My breath started coming in gasps. I’d never felt anything like this before—it felt incredible. My cock got harder in my pants, and my head went back as I moaned. None of the girls I’d ever dated had ever let me do more than kiss them or get my hand up inside their shirt. They’d certainly never touched my dick, they’d never sucked my nipples. Then he moved his mouth over to my other nipple and I thought I was going to come right then and there. He looked up at me with his eyes and winked. One of his hands went down to my crotch and undid my belt, then the fly of my jeans. I lifted my ass up so he could yank my underwear and pants down. He took his mouth off my nipple and smiled at me. “Damn, that’s a big cock, boy, do you know how to use it?”

“Uh-huh,” was all I managed to get out.

He smiled again and stood up, pulling his own pants down. He didn’t have on any underwear, and his own dick was standing up straight away from the thick blond hair. He opened the toolbox and grabbed a condom, which he opened and rolled over my dick. My dick jerked when he touched it, but he grabbed it at the base and squeezed. “Not ready for that yet, boy.” He grinned at me, then squirted something on it. He reached down and pinched my right nipple. “Okay, boy time to show me what you can do with that big ol’ club you got.” He straddled me and grabbed my dick, and then slowly started sitting on it.

I could barely breathe. It felt amazing. Much better than when I beat myself off, much better than when I humped a pillow—the moist wet tightness of his asshole seemed to simply grab on to my cock and hold on to it. He gasped and stopped. “Damn, boy you’ve got a big one, don’t you? That’s gonna take me some time to get used to.”

“Oh—oh—okay.”

Finally, with the occasional grunt and moan, he managed to get all of me inside of him, and started rocking on it a little bit. “Boy, that feel so fucking good inside of me, you like it up there in my ass?”

“Oh God, yes.”

He slid up slowly, and then settled back down. “I wanna keep that big ol’ thing inside me as long as I can, boy,” he whispered down at me.

“Uh-huh.” I didn’t care as long as it kept feeling this good.

He started moving faster, and stroking himself. It was like nothing I’d ever felt before—the friction on my dick, the feel of his hard little ass settling on my balls on the way down, the sliding of my dick out of him, and his hard little body looked so damned good up there, riding me.

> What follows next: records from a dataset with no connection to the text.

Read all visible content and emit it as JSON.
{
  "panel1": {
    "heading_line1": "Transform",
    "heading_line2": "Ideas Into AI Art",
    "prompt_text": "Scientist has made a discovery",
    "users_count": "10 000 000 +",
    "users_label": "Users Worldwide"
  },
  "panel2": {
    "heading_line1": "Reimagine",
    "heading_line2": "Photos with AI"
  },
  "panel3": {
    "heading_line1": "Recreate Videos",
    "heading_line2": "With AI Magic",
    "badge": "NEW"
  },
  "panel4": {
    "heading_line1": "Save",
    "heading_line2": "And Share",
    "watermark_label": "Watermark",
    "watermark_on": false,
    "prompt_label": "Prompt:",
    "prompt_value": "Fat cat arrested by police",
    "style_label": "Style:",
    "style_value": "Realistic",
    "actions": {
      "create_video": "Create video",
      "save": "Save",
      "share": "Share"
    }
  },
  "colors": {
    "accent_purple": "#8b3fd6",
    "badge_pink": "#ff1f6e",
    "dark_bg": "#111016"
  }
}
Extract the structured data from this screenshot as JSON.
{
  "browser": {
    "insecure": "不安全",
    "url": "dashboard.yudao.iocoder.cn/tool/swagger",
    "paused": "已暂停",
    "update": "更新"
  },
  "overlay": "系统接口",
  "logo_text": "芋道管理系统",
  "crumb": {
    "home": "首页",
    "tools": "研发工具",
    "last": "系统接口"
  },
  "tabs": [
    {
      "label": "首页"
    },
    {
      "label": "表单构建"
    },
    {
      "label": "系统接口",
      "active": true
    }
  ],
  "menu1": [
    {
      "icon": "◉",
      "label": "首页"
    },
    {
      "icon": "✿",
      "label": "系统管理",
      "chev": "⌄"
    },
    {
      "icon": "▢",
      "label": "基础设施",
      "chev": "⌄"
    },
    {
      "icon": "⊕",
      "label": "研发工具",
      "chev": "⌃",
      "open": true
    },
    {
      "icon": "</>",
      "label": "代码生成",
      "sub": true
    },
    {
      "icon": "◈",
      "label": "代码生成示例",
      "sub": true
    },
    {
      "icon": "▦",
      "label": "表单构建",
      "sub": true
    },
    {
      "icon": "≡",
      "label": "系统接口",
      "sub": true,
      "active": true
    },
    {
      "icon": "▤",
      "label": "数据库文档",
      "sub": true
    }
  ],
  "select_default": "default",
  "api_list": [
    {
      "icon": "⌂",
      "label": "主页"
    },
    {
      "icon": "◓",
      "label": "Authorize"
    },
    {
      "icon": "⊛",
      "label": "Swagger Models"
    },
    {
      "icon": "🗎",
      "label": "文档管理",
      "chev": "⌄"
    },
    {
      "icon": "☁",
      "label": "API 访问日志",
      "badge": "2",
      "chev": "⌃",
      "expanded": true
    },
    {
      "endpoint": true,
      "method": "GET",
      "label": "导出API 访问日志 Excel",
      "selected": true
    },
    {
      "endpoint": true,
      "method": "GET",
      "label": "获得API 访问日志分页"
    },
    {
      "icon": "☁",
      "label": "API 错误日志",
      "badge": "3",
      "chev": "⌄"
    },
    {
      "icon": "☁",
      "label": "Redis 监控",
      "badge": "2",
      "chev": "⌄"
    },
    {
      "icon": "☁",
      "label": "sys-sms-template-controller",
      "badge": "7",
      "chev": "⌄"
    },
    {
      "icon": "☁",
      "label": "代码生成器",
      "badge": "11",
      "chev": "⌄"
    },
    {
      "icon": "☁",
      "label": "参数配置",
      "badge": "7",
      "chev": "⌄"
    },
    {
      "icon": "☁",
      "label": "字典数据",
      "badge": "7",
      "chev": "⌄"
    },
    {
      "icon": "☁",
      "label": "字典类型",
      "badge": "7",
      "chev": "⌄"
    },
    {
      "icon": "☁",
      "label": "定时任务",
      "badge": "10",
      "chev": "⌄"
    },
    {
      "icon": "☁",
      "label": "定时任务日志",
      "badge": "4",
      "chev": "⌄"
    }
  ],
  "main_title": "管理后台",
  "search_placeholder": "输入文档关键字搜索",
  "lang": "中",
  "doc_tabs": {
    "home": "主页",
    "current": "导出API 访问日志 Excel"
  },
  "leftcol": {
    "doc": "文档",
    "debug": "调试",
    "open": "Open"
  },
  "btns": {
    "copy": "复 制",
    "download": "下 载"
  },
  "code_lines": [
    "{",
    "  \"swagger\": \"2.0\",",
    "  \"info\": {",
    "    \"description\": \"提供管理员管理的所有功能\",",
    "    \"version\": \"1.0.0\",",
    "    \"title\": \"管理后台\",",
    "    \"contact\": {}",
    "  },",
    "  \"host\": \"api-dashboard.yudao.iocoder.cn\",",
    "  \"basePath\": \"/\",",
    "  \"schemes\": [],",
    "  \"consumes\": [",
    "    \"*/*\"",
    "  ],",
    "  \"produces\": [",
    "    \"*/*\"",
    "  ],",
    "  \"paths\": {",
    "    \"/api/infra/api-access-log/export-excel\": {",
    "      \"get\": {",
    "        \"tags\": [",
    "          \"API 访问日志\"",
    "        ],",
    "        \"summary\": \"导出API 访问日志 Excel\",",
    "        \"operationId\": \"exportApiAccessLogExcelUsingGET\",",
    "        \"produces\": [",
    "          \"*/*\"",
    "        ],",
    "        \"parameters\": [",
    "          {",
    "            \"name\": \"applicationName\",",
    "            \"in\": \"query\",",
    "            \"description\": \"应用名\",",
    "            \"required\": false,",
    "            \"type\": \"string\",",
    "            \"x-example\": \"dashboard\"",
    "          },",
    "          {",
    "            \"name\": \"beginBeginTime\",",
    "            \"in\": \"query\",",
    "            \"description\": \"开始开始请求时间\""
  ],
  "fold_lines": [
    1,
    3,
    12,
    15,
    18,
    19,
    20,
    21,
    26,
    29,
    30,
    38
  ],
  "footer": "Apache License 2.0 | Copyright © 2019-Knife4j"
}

And then I felt it starting—“I’m gonna come.” I gasped out.

“Good. Shoot it up inside me!”

My entire body went rigid and started trembling as an almost painful pressure started building inside of me and then I screamed as it started pumping out of me…and he moaned as his own started squirting out of him. We both kept gasping, moaning and convulsing—and then I was finished…and my body trembled as I tried to catch my breath.

“Nice,” he said, reaching down with a towel and wiping himself off of me. He got off me and peeled the condom off, which he wrapped in a paper towel and put in a garbage bag. He handed me my T-shirt as he pulled up his own pants. “Thanks, boy.” He opened the back doors to the van as I fastened my pants. I climbed out the back, holding my shirt.

“Thanks, kid.” He winked and shut the car doors. As I stood there, the van started and then pulled away.

I put my shirt back on and headed back to my car.


Blair started laughing. “You had anonymous sex with some married closet case in a park?”

“Don’t laugh at me!” I pushed him away from me. “It’s not funny!”

“And here I thought you were this innocent little boy from the prairies.” He stood up. He looked at me, his eyes sparkling. “I’ve got a great idea. What are you doing this weekend?”

“Nothing.”

“Let’s go to LA!”

I goggled at him. “Los Angeles?”

“Yeah.” He started bouncing on the bed. “We can stay at my dad’s—and we can hang out, and I can show you around. It’ll be a blast!” he jumped off the bed. “Pack some clothes, dude. I’ll go fix it up with your mom!” He paused at my bedroom door. “Get ready to live, prairie boy!”